- The Washington Times - Tuesday, September 29, 2015

A Michigan woman’s defiant Facebook rant against the “fertility shaming” of childless 20- and 30-somethings has apparently struck a nerve.

Emily Bingham posted her comment Sept. 20 as “just a friendly P.S.A. that people’s reproductive and procreative plans and decisions are none of your business. NONE OF YOUR BUSINESS.”

“Before you ask the young married couple that has been together for seemingly forever when they are finally gonna start a family … before you ask the parents of an only-child toddler when a Little Brother or Little Sister will be in the works … before you ask a single 30-something if/when s/he plans on having children because, you know, clock’s ticking … just stop. Please stop,” the 33-year-old writes.

The post appears to have struck a chord with women. As of early Tuesday morning, it had been shared nearly 57,000 times.

“You don’t know who is struggling with infertility or grieving a miscarriage or dealing with health issues,” Ms. Bingham argues. “You don’t know who is having relationship problems or is under a lot of stress or the timing just isn’t right. You don’t know who is on the fence about having kids or having more kids. You don’t know who has decided it’s not for them right now, or not for them ever. You don’t know how your seemingly innocent question might cause someone grief, pain, stress or frustration. Sure, for some people those questions may not cause any fraught feelings — but I can tell you, from my own experiences and hearing about many friends’ experiences — it more than likely does.”

Ms. Binghamtold the Detroit Free Press that she had no idea the post would go viral. She said the rant came about after a last-straw conversation recently.

“I had had dinner with some of my boyfriend’s family, and someone had made a joke about grandkids, pointed at me, and it wasn’t the first time I’d had somebody make a comment like that,” Ms. Bingham said. “I’m 33. I’ve never been married. I’ve had people say things like, ‘You’re getting older, do you want to have kids? Your clock is ticking.’

“I think I finally felt mad enough about it to say something,” she said.
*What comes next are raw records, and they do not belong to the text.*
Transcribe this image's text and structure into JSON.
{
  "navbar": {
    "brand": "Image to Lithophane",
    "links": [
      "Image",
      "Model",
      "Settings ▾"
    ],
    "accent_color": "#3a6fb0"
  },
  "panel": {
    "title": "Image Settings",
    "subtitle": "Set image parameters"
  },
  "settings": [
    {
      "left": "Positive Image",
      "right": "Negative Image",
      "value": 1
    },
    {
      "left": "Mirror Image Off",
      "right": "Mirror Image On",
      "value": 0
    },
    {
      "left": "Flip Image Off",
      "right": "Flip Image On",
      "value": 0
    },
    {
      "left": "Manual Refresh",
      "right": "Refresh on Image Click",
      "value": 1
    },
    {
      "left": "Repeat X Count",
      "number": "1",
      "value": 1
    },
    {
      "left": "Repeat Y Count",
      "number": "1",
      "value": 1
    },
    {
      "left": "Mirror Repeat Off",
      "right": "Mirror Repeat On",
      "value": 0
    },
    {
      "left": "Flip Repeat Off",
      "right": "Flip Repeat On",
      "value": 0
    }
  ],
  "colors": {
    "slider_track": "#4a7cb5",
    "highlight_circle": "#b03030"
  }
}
In her post, Ms. Bingham continues: “Bottom line: Whether you are a wanna-be grandparent or a well-intentioned friend or family member or a nosy neighbor, it’s absolutely none of your business. Ask someone what they’re excited about right now. Ask them what the best part of their day was. If a person wants to let you in on something as personal as their plans to have or not have children, they will tell you. If you’re curious, just sit back and wait and let them do so by their own choosing, if and when they are ready.”

The comments on her post were largely supportive, with many women thanking Ms. Bingham for expressing what so many of them have been thinking.

“Thank you for posting this! I’m so drained right now from fighting these questions off,” one commenter wrote.

“Great timing. This comes up daily for me. Grrrr, stop asking me,” another wrote.